O governo federal canadense estendeu uma anistia que protege os proprietários de armas de fogo proibidas, vinculando o período de graça diretamente à próxima sentença do Supremo Tribunal do Canadá sobre um desafio legal à proibição. A extensão significa que os proprietários não enfrentarão processamento criminal por possuir as armas afetadas até 90 dias após o tribunal proferir sua decisão, que não se espera até algum momento em 2025.

A anistia cobre os canadenses que possuem pistolas e rifles de estilo militar que foram proibidas sob regulamentações introduzidas pelo governo Liberal anterior. Em vez de estabelecer uma data limite fixa no calendário, Ottawa agora vinculou o término da anistia ao processo judicial, suspendendo efetivamente a execução da proibição enquanto sua validade constitucional permanece perante o tribunal supremo do país.

A decisão do Supremo Tribunal de ouvir o desafio marca um desenvolvimento significativo em uma política que enfrentou obstáculos legais e políticos repetidos desde sua introdução. Ao aceitar o caso, o tribunal sinalizou que se pronunciará sobre se o governo federal tinha autoridade para proibir essas armas por decreto em conselho em vez de legislação parlamentar completa.

O National Post caracterizou a extensão como o mais recente obstáculo no que descreveu como uma política atrasada e controvertida, enquadrando a anistia como um novo revés para as medidas de controle de armas que enfrentaram resistência sustentada. O Globe and Mail, em contraste, apresentou a medida em termos procedimentais mais neutrales, descrevendo-a como um passo prático para permitir que a batalha legal prossiga antes que a execução seja retomada.

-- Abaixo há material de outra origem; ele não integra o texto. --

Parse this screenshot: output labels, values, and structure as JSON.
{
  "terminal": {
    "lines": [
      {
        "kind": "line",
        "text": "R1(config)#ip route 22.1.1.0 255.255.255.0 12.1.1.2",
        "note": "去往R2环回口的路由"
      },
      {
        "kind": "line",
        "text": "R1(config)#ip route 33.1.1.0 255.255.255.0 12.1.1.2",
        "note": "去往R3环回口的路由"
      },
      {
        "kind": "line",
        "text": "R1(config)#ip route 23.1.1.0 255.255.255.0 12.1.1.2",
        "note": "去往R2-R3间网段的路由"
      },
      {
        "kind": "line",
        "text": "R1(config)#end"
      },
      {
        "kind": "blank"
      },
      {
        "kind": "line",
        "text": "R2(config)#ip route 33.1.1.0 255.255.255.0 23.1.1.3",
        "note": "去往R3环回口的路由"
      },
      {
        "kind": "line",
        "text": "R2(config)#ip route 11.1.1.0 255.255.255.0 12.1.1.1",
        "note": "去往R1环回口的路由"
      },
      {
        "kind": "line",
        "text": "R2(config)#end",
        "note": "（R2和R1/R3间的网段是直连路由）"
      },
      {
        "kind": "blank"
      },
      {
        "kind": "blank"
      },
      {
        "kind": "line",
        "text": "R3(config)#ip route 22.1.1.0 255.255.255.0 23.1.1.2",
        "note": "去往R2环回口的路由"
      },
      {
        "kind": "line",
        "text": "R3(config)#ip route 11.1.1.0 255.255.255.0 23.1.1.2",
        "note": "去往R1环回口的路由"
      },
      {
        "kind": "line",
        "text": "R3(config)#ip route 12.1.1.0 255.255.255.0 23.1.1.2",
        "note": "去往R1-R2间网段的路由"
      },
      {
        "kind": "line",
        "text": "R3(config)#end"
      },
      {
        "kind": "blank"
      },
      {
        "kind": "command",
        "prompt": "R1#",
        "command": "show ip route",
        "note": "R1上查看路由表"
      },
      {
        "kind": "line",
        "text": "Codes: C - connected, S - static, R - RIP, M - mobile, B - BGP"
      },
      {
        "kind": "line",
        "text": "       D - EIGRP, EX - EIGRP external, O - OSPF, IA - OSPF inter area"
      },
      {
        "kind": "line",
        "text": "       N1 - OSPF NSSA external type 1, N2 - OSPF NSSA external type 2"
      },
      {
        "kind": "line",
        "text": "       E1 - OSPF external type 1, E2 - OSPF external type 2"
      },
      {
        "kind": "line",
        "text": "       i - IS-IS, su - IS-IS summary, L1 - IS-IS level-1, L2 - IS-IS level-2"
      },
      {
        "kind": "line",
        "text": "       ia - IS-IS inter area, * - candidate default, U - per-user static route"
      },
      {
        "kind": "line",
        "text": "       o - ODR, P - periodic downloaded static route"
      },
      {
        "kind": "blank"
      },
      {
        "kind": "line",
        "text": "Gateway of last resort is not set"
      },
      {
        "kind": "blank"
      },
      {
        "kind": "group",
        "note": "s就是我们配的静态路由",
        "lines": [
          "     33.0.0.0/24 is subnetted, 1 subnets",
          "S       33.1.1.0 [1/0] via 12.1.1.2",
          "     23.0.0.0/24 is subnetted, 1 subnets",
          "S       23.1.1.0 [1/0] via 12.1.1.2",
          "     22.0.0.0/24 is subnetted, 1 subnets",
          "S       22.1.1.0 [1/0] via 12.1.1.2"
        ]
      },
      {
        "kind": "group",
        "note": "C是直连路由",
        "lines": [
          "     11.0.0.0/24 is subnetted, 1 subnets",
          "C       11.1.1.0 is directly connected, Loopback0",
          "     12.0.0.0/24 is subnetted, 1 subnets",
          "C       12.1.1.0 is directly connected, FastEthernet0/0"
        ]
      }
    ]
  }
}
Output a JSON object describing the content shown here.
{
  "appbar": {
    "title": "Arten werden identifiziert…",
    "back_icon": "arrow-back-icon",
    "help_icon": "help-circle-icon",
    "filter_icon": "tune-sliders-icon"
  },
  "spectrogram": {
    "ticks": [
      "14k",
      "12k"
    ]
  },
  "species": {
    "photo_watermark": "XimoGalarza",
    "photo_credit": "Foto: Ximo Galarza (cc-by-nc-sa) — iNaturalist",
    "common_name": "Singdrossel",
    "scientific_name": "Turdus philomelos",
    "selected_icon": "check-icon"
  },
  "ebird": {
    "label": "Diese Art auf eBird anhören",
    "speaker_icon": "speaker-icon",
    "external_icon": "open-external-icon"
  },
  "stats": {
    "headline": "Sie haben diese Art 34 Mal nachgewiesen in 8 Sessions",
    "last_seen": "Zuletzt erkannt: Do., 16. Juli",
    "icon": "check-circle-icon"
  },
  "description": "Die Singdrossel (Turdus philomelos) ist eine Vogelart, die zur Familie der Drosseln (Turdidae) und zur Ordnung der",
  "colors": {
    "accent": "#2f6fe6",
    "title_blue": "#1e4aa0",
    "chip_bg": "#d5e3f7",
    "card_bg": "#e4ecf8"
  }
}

Defensores dos direitos das armas e críticos da oposição argumentaram que a proibição original foi imposta sem supervisão parlamentar adequada, uma preocupação que está no cerne do desafio ao Supremo Tribunal. Partidários da proibição sustentam que as armas visadas apresentam riscos de segurança pública inaceitáveis e que o governo agiu dentro de seus poderes regulatórios existentes.

A proibição tem estado em limbo legal e político por vários anos, com sucessivas anistias atrasando a execução enquanto desafios judiciais percorriam o sistema. A concordância do Supremo Tribunal em ouvir o caso leva a disputa a seu foro judicial final, e sua sentença será vinculante para os tribunais inferiores e para o governo igualmente.

Até que o tribunal se pronuncie e a janela de 90 dias se encerre, os proprietários das armas de fogo afetadas não enfrentan risco criminal por simples posse. O que permanece pouco claro é se o governo se moveria rapidamente para implementar confisco ou um programa de compra caso por fim prevalecesse, ou se seriam necessárias medidas legislativas adicionais.

A sentença, quando chegar, poderia validar a autoridade do governo federal para proibir as armas por regulamentação ou forçar Ottawa a buscar um mandato parlamentar completo, um processo que enfrentaria um caminho incerto dada a composição política atual da Câmara dos Comuns.